If you're a millennial comics fan all this might be news to you. Maybe you Gen X or Ys might have seen these car humor mags. I'm betting a lot of the boomers here LIVED in these comics. Created at the the height of the California car culture craze, CARtoons, DRAG Cartoons and, eventually CYCLEtoons were common sights on magazine stands everywhere. Rat Fink and the Weird-Ohs were kids kounter-kulture heroes made all the cooler because our parents didn't understand them.
To be honest, other than the gearhead kids I grew up with, mots of us didn't understand the creations of Big Daddy Ed Roth and Mouse and other CARtoonists. But that impenetrability only made them seem even hipper. The jokes were probably only funny to dedicated rodders and grease monkeys. And I suspect they weren't that funny to them.To say the humor was sophomoric is being kind. But when you're twelve, sophomoric seems pretty sophisticated. I mean, jokes about hot girls. Hee hee.
And, looking back on these it's easy to excuse the obvious objectification of women portrayed in these magazines. The females were always unobtainable objects of desire; the heroes of these stories being either motor-nerds or simply romantically inept.
These were the handbooks for the whole fad of building custom car and Weird-Oh models and collecting oil company stickers and decals. The t-shirts, caps, key chains and all the rest of the brick-a-back we HAD to have to be perceived as cool.
The magazines were in publication into the early 90s and I noticed that CARtoons has returned in magazine form and has survived to issue #15 at least. But, over their run, the magazines fell in quality. Particularly in the art area. In those early days they featured the cream of comics creators. Especially from the California-based talents, many of whom worked in Hollywood animation as well as funnybooks.

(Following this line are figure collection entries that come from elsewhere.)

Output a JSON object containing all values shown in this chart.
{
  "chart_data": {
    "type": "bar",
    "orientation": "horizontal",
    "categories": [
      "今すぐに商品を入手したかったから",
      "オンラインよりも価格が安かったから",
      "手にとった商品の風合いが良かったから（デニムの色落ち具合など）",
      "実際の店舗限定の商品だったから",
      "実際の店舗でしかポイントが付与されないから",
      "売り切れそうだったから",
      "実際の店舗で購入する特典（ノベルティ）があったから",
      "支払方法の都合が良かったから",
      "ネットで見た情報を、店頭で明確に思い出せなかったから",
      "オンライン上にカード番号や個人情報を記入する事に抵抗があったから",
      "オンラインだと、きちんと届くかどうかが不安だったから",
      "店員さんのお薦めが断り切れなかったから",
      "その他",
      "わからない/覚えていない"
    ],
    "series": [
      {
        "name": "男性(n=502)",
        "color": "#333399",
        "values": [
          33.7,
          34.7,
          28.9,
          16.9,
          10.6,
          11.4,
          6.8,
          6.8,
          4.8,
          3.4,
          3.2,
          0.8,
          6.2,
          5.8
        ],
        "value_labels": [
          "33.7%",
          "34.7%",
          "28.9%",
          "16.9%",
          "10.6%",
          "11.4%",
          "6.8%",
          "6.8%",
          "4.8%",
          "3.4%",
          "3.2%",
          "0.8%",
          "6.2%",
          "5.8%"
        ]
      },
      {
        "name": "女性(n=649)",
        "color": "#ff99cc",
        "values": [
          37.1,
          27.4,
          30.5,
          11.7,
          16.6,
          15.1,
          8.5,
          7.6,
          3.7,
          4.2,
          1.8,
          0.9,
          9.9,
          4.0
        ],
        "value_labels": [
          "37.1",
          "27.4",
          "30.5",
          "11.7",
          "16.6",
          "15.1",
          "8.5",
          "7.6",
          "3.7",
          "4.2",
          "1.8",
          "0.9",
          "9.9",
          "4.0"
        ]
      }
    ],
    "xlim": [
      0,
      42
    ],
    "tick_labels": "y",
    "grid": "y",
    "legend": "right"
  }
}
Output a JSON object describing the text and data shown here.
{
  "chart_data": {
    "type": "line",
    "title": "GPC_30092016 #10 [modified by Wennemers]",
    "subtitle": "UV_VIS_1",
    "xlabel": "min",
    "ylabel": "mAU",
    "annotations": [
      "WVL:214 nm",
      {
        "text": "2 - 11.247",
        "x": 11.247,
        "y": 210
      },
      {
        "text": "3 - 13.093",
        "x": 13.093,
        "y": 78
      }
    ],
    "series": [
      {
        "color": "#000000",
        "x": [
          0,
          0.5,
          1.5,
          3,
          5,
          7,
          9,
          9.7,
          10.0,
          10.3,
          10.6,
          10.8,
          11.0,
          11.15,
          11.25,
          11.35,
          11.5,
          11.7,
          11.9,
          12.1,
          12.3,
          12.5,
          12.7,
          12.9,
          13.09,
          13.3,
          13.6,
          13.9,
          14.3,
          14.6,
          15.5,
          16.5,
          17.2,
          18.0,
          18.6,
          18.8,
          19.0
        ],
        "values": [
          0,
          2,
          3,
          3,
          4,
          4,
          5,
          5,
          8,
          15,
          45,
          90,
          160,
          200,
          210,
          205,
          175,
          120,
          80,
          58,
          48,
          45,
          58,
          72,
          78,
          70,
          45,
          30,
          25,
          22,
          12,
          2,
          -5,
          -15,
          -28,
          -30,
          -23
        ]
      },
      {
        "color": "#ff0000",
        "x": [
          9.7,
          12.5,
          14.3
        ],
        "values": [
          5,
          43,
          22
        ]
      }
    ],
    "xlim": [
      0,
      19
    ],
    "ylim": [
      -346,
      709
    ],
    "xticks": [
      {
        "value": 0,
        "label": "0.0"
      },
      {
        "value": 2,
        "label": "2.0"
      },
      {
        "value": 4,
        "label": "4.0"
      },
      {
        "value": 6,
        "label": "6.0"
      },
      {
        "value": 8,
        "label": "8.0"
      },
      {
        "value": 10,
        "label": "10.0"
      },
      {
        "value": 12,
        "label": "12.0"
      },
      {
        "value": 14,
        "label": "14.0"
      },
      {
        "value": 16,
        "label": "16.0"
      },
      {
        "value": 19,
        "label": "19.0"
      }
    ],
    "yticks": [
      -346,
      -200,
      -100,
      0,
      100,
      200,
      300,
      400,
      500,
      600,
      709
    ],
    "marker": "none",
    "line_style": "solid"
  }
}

Alex Toth, Warren Tufts, Russ Manning and Mel Keefer were frequent contributors. The magazine even found its own superstar in Gilbert Shelton who introduced the swine of steel Wonder Warthog in the pages of Pete Millar's publications.
I thought I'd share a few stories from DRAG Cartoons #2.
First up is a beautiful job by Russ Manning that I suspect Russ might have scripted himself.
Next is a story by Alex Toth, author unknown. That's E.G. Marshall from a popular lawyer show The Defenders as the prosecuting attorney condemning the hapless hero.
And finally, a simply gorgeous piece of draftsmanship from Warren Tufts.
GenX here...I remember seeing articles about Big Daddy Ed Roth in my dad's old hot rodding magazines in the 70's but sadly I was never really around comics much growing up.